Recapitulando: Set. 2015

A primeira metade de Setembro foi inteiramente consumida pelo #capitoweekend (que na verdade foi #capitoweek x 2), ou seja, o(s) lançamento(s) na Bienal do Livro do livro da Capitolina! Sim! Nosso livro! Lindo e maravilhoso! (Por sinal, galera de São Paulo: lançaremos o livro por aí sábado, dia 17!) Passei os dois fins de semana de Bienal no perrengue do Riocentro, acompanhada das Capitolinas queridas, e o tempo entre eles trabalhando e aproveitando a companhia da Clara. No primeiro fim de semana, eu, Clara e Lorena participamos de um game show da Cia. das Letras, do qual saímos com uma enorme vitória moral (objetivamente, perdemos, mas nossa plateia aplaudiu quando nossos oponentes disseram que eram da Grifinória, então desde o começo estávamos fadadas ao fracasso), e as Capitolinas fizeram um corredor polonês do amor para autografar os livros de nossas leitoras incríveis por mais de 2h. No segundo fim de semana, rolou a segunda edição do corredor polonês, e eu bati um papo com uma galera legal numa mesa do Submarino. Ou seja: primeira metade de Setembro passou voando, com muita intensidade.

Cenas da Bienal.

Cenas da Bienal.

A segunda metade, portanto, foi passada com muitas tentativas de catch-up em trabalho, com muitas entrevistas por telefone (cheguei a dar uma entrevista ainda deitada na minha cama de olhos fechados de tão exausta), com um texto pra cada um dos meus cantos da internet – sobre mídia independente pra Pólen, sobre conquista x fracasso pra Capitolina e sobre como falamos sobre términos pro Modefica –, e com o fim do meu beginner’s calendar do Blogilates (sim, eu me enrolei, parei, voltei, mas acabei!).

Cenas da Bienal, parte 2.

Cenas da Bienal, parte 2.

O mês acabou com chave de ouro: eu e Taís fomos falar para uma turma de terceiro ano no CAp UFRJ, o colégio em que eu fiz o ensino médio. Foi, no mínimo, emocionante. É uma sensação inacreditável estar de volta no colégio seis anos depois, falando para uma turma de adolescentes que estavam interessados no que a gente tinha a dizer e que tinham muito a acrescentar. Vou fechar outubro do mesmo jeito, e não podia estar mais feliz.

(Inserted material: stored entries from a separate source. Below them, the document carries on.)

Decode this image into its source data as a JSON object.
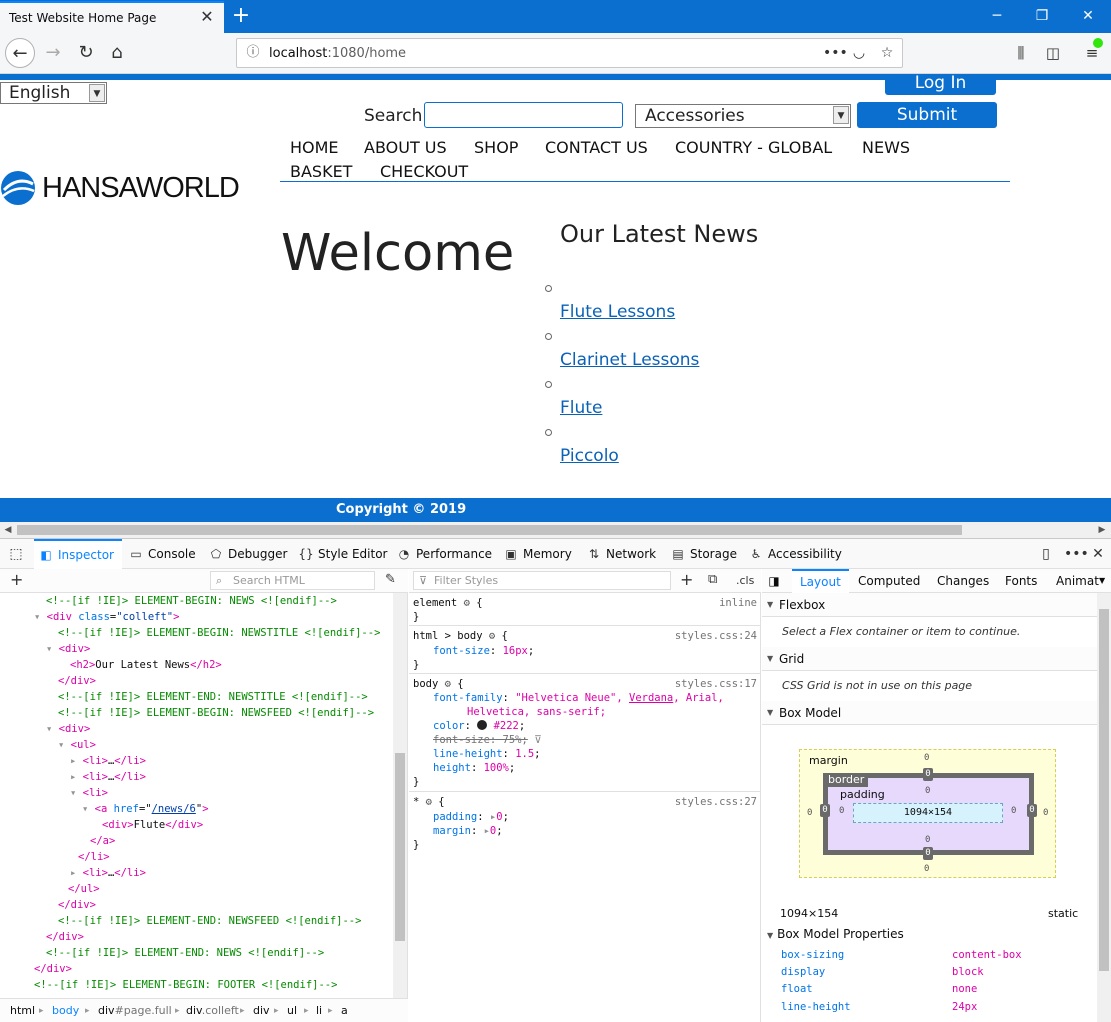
{
  "browser": {
    "tab_title": "Test Website Home Page",
    "url_host": "localhost",
    "url_path": ":1080/home"
  },
  "site": {
    "language": "English",
    "login_label": "Log In",
    "search_label": "Search",
    "category": "Accessories",
    "submit_label": "Submit",
    "logo_text": "HANSAWORLD",
    "nav": [
      "HOME",
      "ABOUT US",
      "SHOP",
      "CONTACT US",
      "COUNTRY - GLOBAL",
      "NEWS",
      "BASKET",
      "CHECKOUT"
    ],
    "welcome": "Welcome",
    "news_title": "Our Latest News",
    "news_items": [
      "Flute Lessons",
      "Clarinet Lessons",
      "Flute",
      "Piccolo"
    ],
    "copyright": "Copyright © 2019",
    "brand_color": "#0a6fce"
  },
  "devtools": {
    "tabs": [
      "Inspector",
      "Console",
      "Debugger",
      "Style Editor",
      "Performance",
      "Memory",
      "Network",
      "Storage",
      "Accessibility"
    ],
    "search_html_placeholder": "Search HTML",
    "filter_styles_placeholder": "Filter Styles",
    "cls_label": ".cls",
    "markup": {
      "l1": "<!--[if !IE]> ELEMENT-BEGIN: NEWS <![endif]-->",
      "l2_tag": "<div",
      "l2_attr": "class",
      "l2_val": "\"colleft\"",
      "l2_end": ">",
      "l3": "<!--[if !IE]> ELEMENT-BEGIN: NEWSTITLE <![endif]-->",
      "l4": "<div>",
      "l5_open": "<h2>",
      "l5_text": "Our Latest News",
      "l5_close": "</h2>",
      "l6": "</div>",
      "l7": "<!--[if !IE]> ELEMENT-END: NEWSTITLE <![endif]-->",
      "l8": "<!--[if !IE]> ELEMENT-BEGIN: NEWSFEED <![endif]-->",
      "l9": "<div>",
      "l10": "<ul>",
      "li_open": "<li>",
      "li_close": "</li>",
      "ellipsis": "…",
      "l14_tag": "<a",
      "l14_attr": "href",
      "l14_val": "/news/6",
      "l15_open": "<div>",
      "l15_text": "Flute",
      "l15_close": "</div>",
      "l16": "</a>",
      "l17": "</li>",
      "l19": "</ul>",
      "l20": "</div>",
      "l21": "<!--[if !IE]> ELEMENT-END: NEWSFEED <![endif]-->",
      "l22": "</div>",
      "l23": "<!--[if !IE]> ELEMENT-END: NEWS <![endif]-->",
      "l24": "</div>",
      "l25": "<!--[if !IE]> ELEMENT-BEGIN: FOOTER <![endif]-->"
    },
    "breadcrumbs": [
      "html",
      "body",
      "div",
      "#page.full",
      "div",
      ".colleft",
      "div",
      "ul",
      "li",
      "a"
    ],
    "rules": {
      "element_sel": "element",
      "element_src": "inline",
      "r1_sel": "html > body",
      "r1_src": "styles.css:24",
      "r1_p1": "font-size",
      "r1_v1": "16px",
      "r2_sel": "body",
      "r2_src": "styles.css:17",
      "r2_p1": "font-family",
      "r2_v1a": "\"Helvetica Neue\",",
      "r2_v1b": "Verdana",
      "r2_v1c": ", Arial,",
      "r2_v1d": "Helvetica, sans-serif;",
      "r2_p2": "color",
      "r2_v2": "#222",
      "r2_p3": "font-size: 75%;",
      "r2_p4": "line-height",
      "r2_v4": "1.5",
      "r2_p5": "height",
      "r2_v5": "100%",
      "r3_sel": "*",
      "r3_src": "styles.css:27",
      "r3_p1": "padding",
      "r3_v1": "0",
      "r3_p2": "margin",
      "r3_v2": "0"
    },
    "layout_tabs": [
      "Layout",
      "Computed",
      "Changes",
      "Fonts",
      "Animat"
    ],
    "flexbox_head": "Flexbox",
    "flexbox_note": "Select a Flex container or item to continue.",
    "grid_head": "Grid",
    "grid_note": "CSS Grid is not in use on this page",
    "boxmodel_head": "Box Model",
    "bm": {
      "margin_label": "margin",
      "border_label": "border",
      "padding_label": "padding",
      "content_size": "1094×154",
      "zero": "0"
    },
    "dimensions": "1094×154",
    "position": "static",
    "props_head": "Box Model Properties",
    "props": [
      {
        "k": "box-sizing",
        "v": "content-box"
      },
      {
        "k": "display",
        "v": "block"
      },
      {
        "k": "float",
        "v": "none"
      },
      {
        "k": "line-height",
        "v": "24px"
      }
    ]
  }
}
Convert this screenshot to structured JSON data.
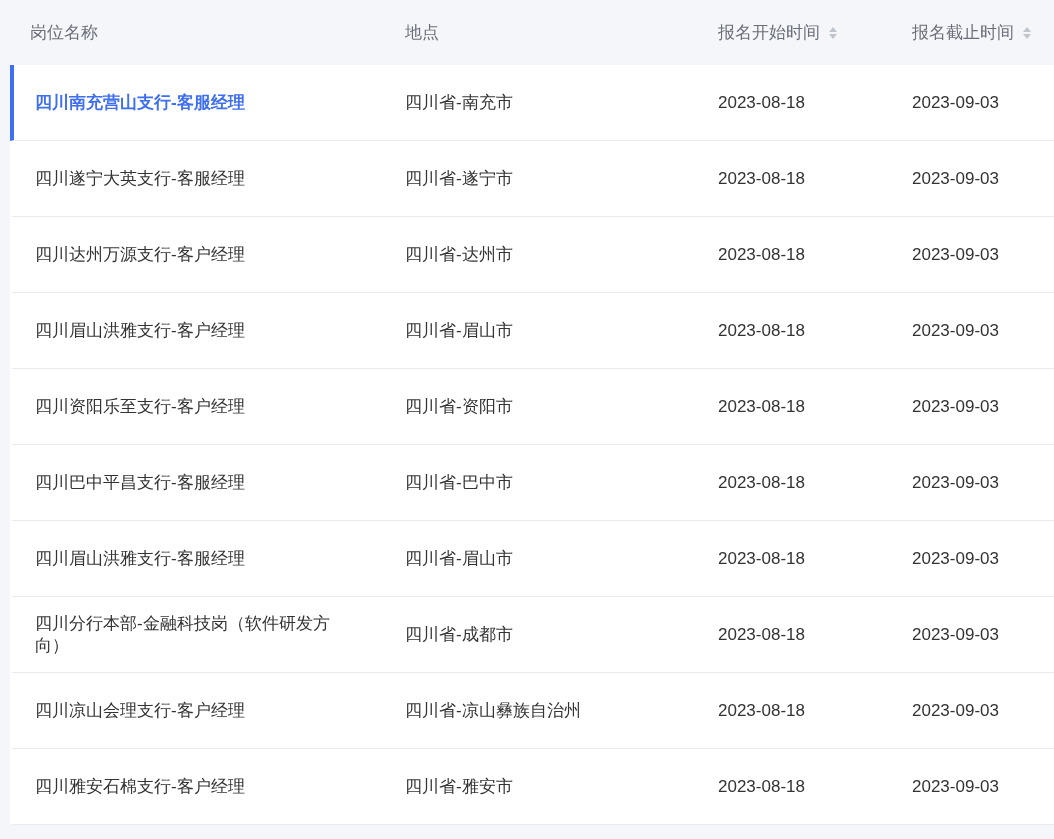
{
  "table": {
    "columns": [
      {
        "label": "岗位名称",
        "sortable": false
      },
      {
        "label": "地点",
        "sortable": false
      },
      {
        "label": "报名开始时间",
        "sortable": true
      },
      {
        "label": "报名截止时间",
        "sortable": true
      }
    ],
    "rows": [
      {
        "selected": true,
        "cells": [
          "四川南充营山支行-客服经理",
          "四川省-南充市",
          "2023-08-18",
          "2023-09-03"
        ]
      },
      {
        "selected": false,
        "cells": [
          "四川遂宁大英支行-客服经理",
          "四川省-遂宁市",
          "2023-08-18",
          "2023-09-03"
        ]
      },
      {
        "selected": false,
        "cells": [
          "四川达州万源支行-客户经理",
          "四川省-达州市",
          "2023-08-18",
          "2023-09-03"
        ]
      },
      {
        "selected": false,
        "cells": [
          "四川眉山洪雅支行-客户经理",
          "四川省-眉山市",
          "2023-08-18",
          "2023-09-03"
        ]
      },
      {
        "selected": false,
        "cells": [
          "四川资阳乐至支行-客户经理",
          "四川省-资阳市",
          "2023-08-18",
          "2023-09-03"
        ]
      },
      {
        "selected": false,
        "cells": [
          "四川巴中平昌支行-客服经理",
          "四川省-巴中市",
          "2023-08-18",
          "2023-09-03"
        ]
      },
      {
        "selected": false,
        "cells": [
          "四川眉山洪雅支行-客服经理",
          "四川省-眉山市",
          "2023-08-18",
          "2023-09-03"
        ]
      },
      {
        "selected": false,
        "cells": [
          "四川分行本部-金融科技岗（软件研发方向）",
          "四川省-成都市",
          "2023-08-18",
          "2023-09-03"
        ]
      },
      {
        "selected": false,
        "cells": [
          "四川凉山会理支行-客户经理",
          "四川省-凉山彝族自治州",
          "2023-08-18",
          "2023-09-03"
        ]
      },
      {
        "selected": false,
        "cells": [
          "四川雅安石棉支行-客户经理",
          "四川省-雅安市",
          "2023-08-18",
          "2023-09-03"
        ]
      }
    ]
  }
}
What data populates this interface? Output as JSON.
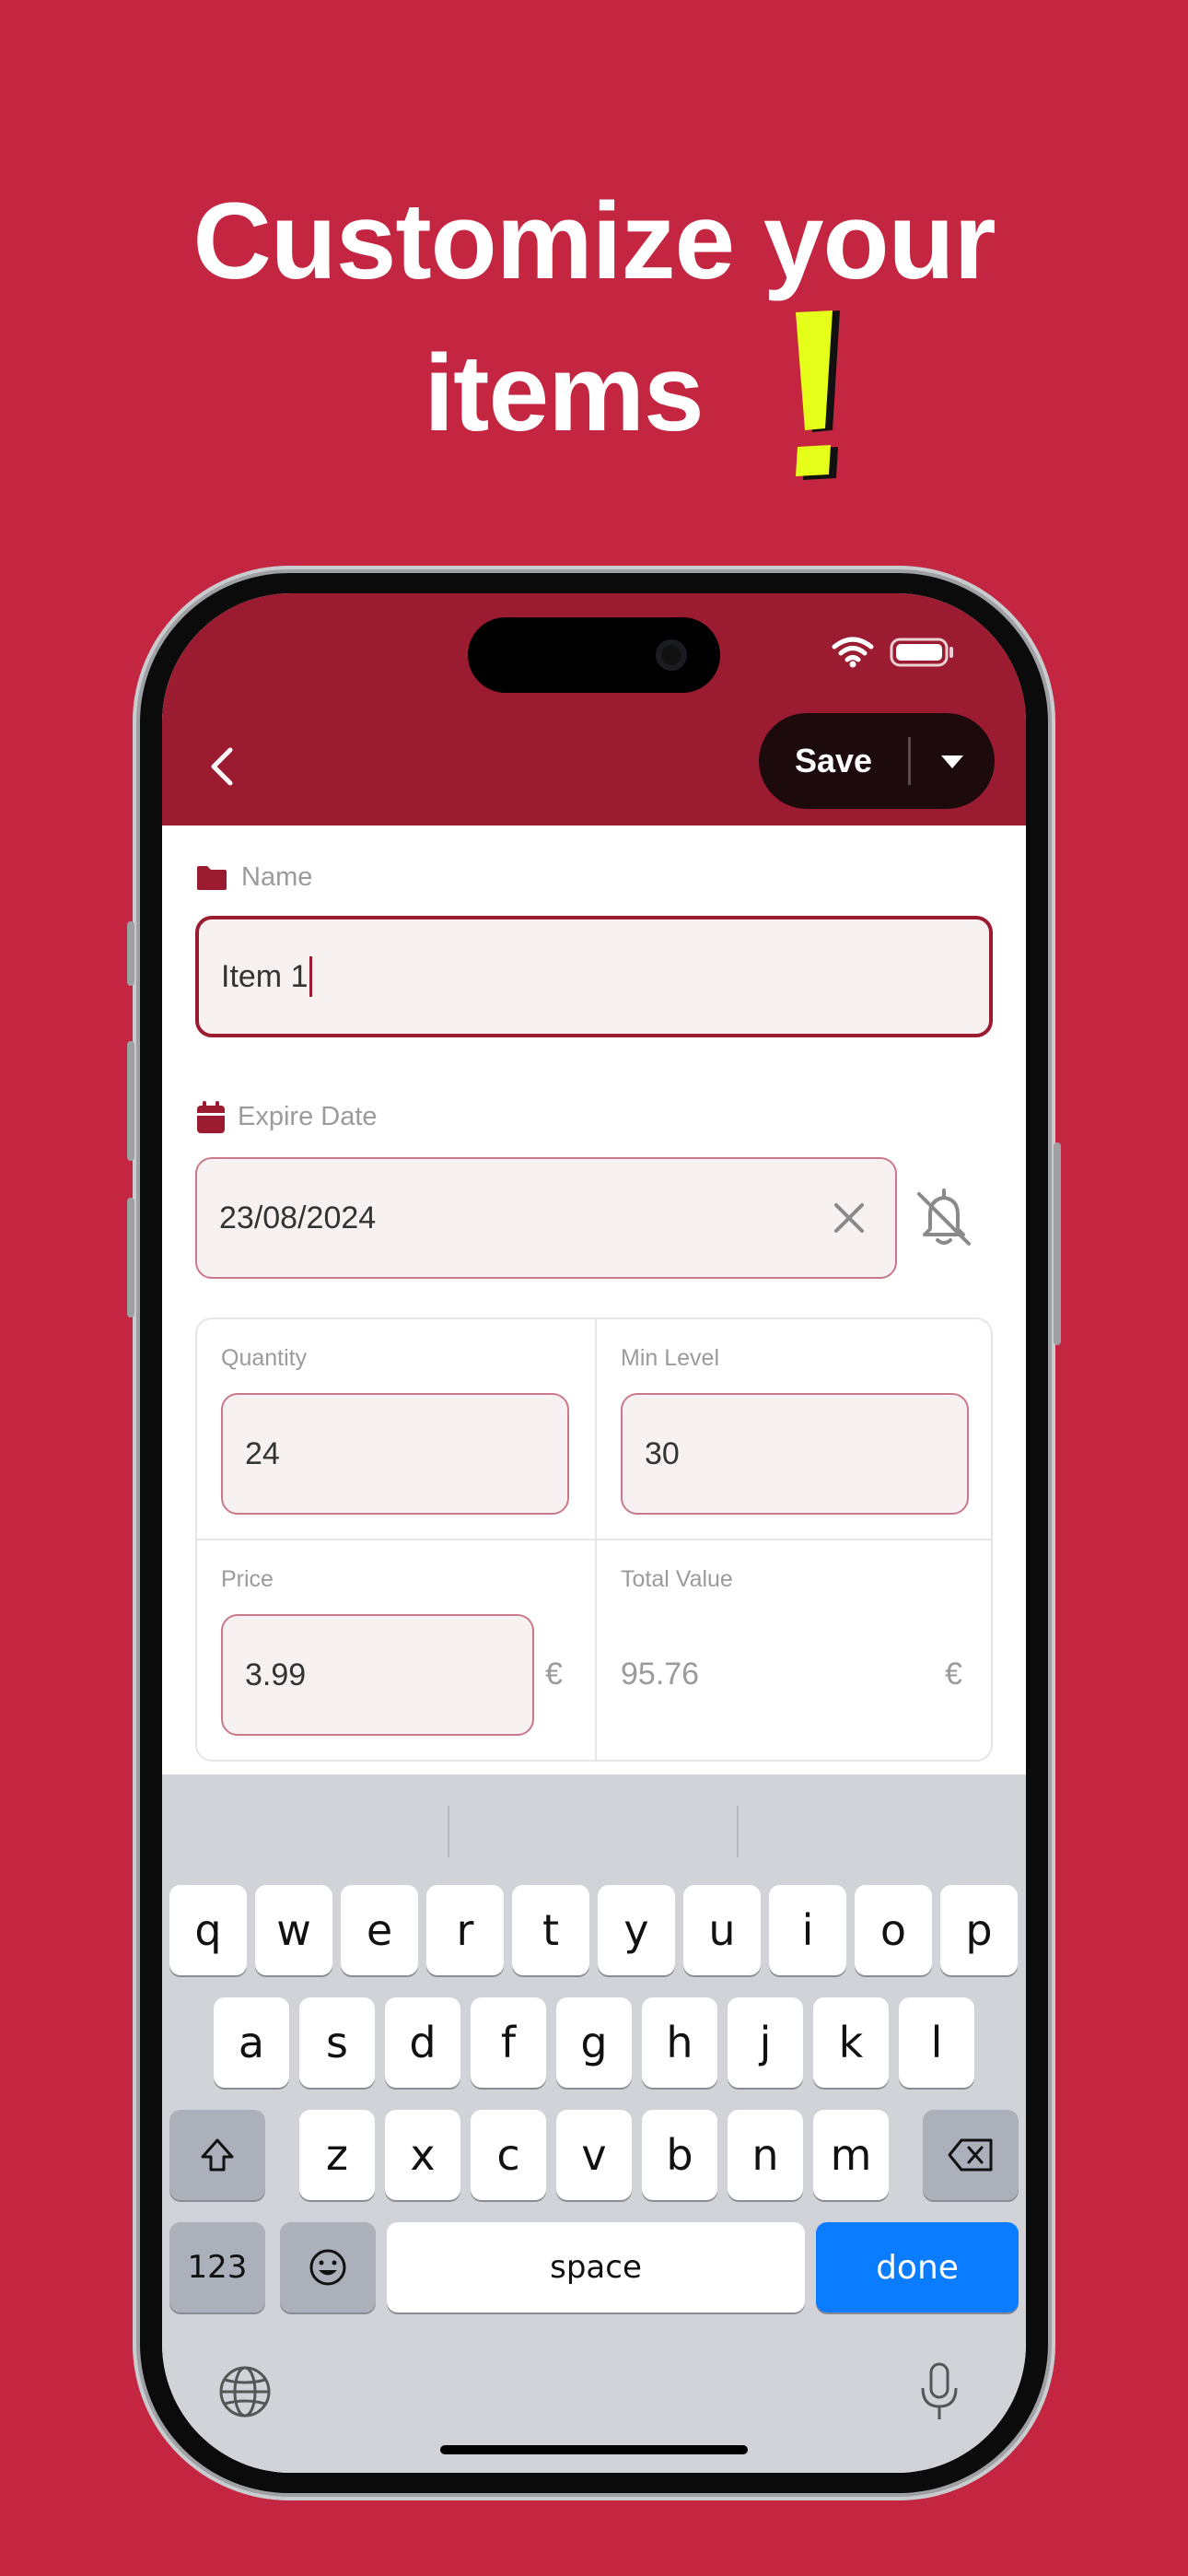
{
  "headline": {
    "line1": "Customize your",
    "line2": "items"
  },
  "topbar": {
    "save_label": "Save"
  },
  "form": {
    "name": {
      "label": "Name",
      "value": "Item 1"
    },
    "expire": {
      "label": "Expire Date",
      "value": "23/08/2024"
    },
    "quantity": {
      "label": "Quantity",
      "value": "24"
    },
    "min_level": {
      "label": "Min Level",
      "value": "30"
    },
    "price": {
      "label": "Price",
      "value": "3.99",
      "currency": "€"
    },
    "total": {
      "label": "Total Value",
      "value": "95.76",
      "currency": "€"
    }
  },
  "keyboard": {
    "row1": [
      "q",
      "w",
      "e",
      "r",
      "t",
      "y",
      "u",
      "i",
      "o",
      "p"
    ],
    "row2": [
      "a",
      "s",
      "d",
      "f",
      "g",
      "h",
      "j",
      "k",
      "l"
    ],
    "row3": [
      "z",
      "x",
      "c",
      "v",
      "b",
      "n",
      "m"
    ],
    "numbers": "123",
    "space": "space",
    "done": "done"
  },
  "colors": {
    "background": "#c42642",
    "topbar": "#9b1b30",
    "accent_yellow": "#e6ff1a",
    "done_key": "#0a7cff"
  }
}
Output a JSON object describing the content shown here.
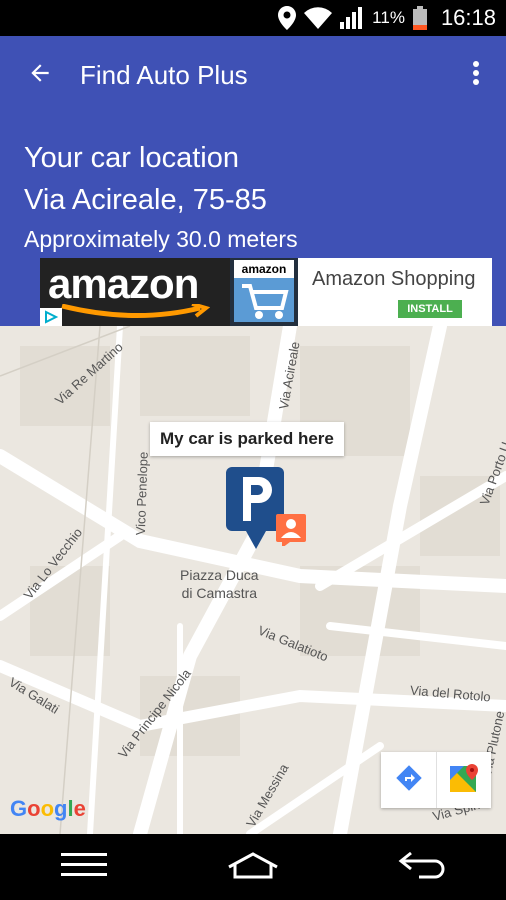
{
  "status_bar": {
    "battery_pct": "11%",
    "time": "16:18",
    "icons": [
      "location-icon",
      "wifi-icon",
      "signal-icon",
      "battery-icon"
    ]
  },
  "app_bar": {
    "title": "Find Auto Plus",
    "back_icon": "arrow-back-icon",
    "menu_icon": "more-vert-icon",
    "color": "#3f51b5"
  },
  "info": {
    "line1": "Your car location",
    "line2": "Via Acireale, 75-85",
    "line3": "Approximately 30.0 meters"
  },
  "ad": {
    "brand": "amazon",
    "app_label": "amazon",
    "title": "Amazon Shopping",
    "install": "INSTALL"
  },
  "map": {
    "marker_label": "My car is parked here",
    "poi": "Piazza Duca\ndi Camastra",
    "streets": [
      "Via Re Martino",
      "Via Acireale",
      "Vico Penelope",
      "Via Lo Vecchio",
      "Via Porto U",
      "Via Galatioto",
      "Via Galati",
      "Via Principe Nicola",
      "Via del Rotolo",
      "Via Plutone",
      "Via Messina",
      "Via Spina"
    ],
    "attribution": "Google",
    "controls": [
      "directions-icon",
      "google-maps-icon"
    ]
  },
  "nav_bar": {
    "icons": [
      "menu-icon",
      "home-icon",
      "back-icon"
    ]
  }
}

Considerando a intensidade do mês, não surpreende que eu não tenha visto filme nenhum, e que minha listinha de links de setembro seja bem curta para os meus padrões, né? Tentarei compensar em outubro!

Decorações da sala e dos lockers no colégio & a turma maravilhosa com a qual conversamos.

Decorações da sala e dos lockers no colégio & a turma maravilhosa com a qual conversamos.

LIVROS

Saint Anything, Sarah Dessen
Ganhei a edição brasileira, Os bons segredos, da nossa editora linda, a Seguinte, e foi a leitura que me ajudou a relaxar no meio do caos da Bienal. A história é bem fofa, com coisas tristes mas sem muito melodrama, sem muito sofrimento, e é realmente uma delícia de ler.

All Fall Down, Ally Carter
Mais um presente (essa vida de ganhar livro de editora é maravilhosa), dessa vez da Guarda-Chuva, que publicou a edição brasileira Em Queda Livre, e wow que livro tenso! É bem divertido, especialmente pra quem gosta de dramas políticos internacionais e personagens femininas fortes e maneiras, e estou ansiosa pra sair o próximo da série!

Booky Wook 2: this time it’s personal, Russell Brand
Momento de confissão: eu sou muito fã do Russell Brand. Sim, sério. Ele fala coisas que eu objetivamente acho horríveis, mas aí ele fala umas coisas com as quais eu concordo, e eu me identifico com ele de uns jeitos meio ridículos (principalmente porque ele fala demais e muito rápido e inteiramente sem filtro e às vezes eu acho que se eu fosse muito rica e famosa eu e ele teríamos muito em comum), e eu acho ele uma figura fascinante, e, gente, ele é TÃO ENGRAÇADO nos episódios em que participa do Big Fat Quiz of the Year! Então, sou tão fã que li a segunda autobiografia dele. Não só li, como adorei.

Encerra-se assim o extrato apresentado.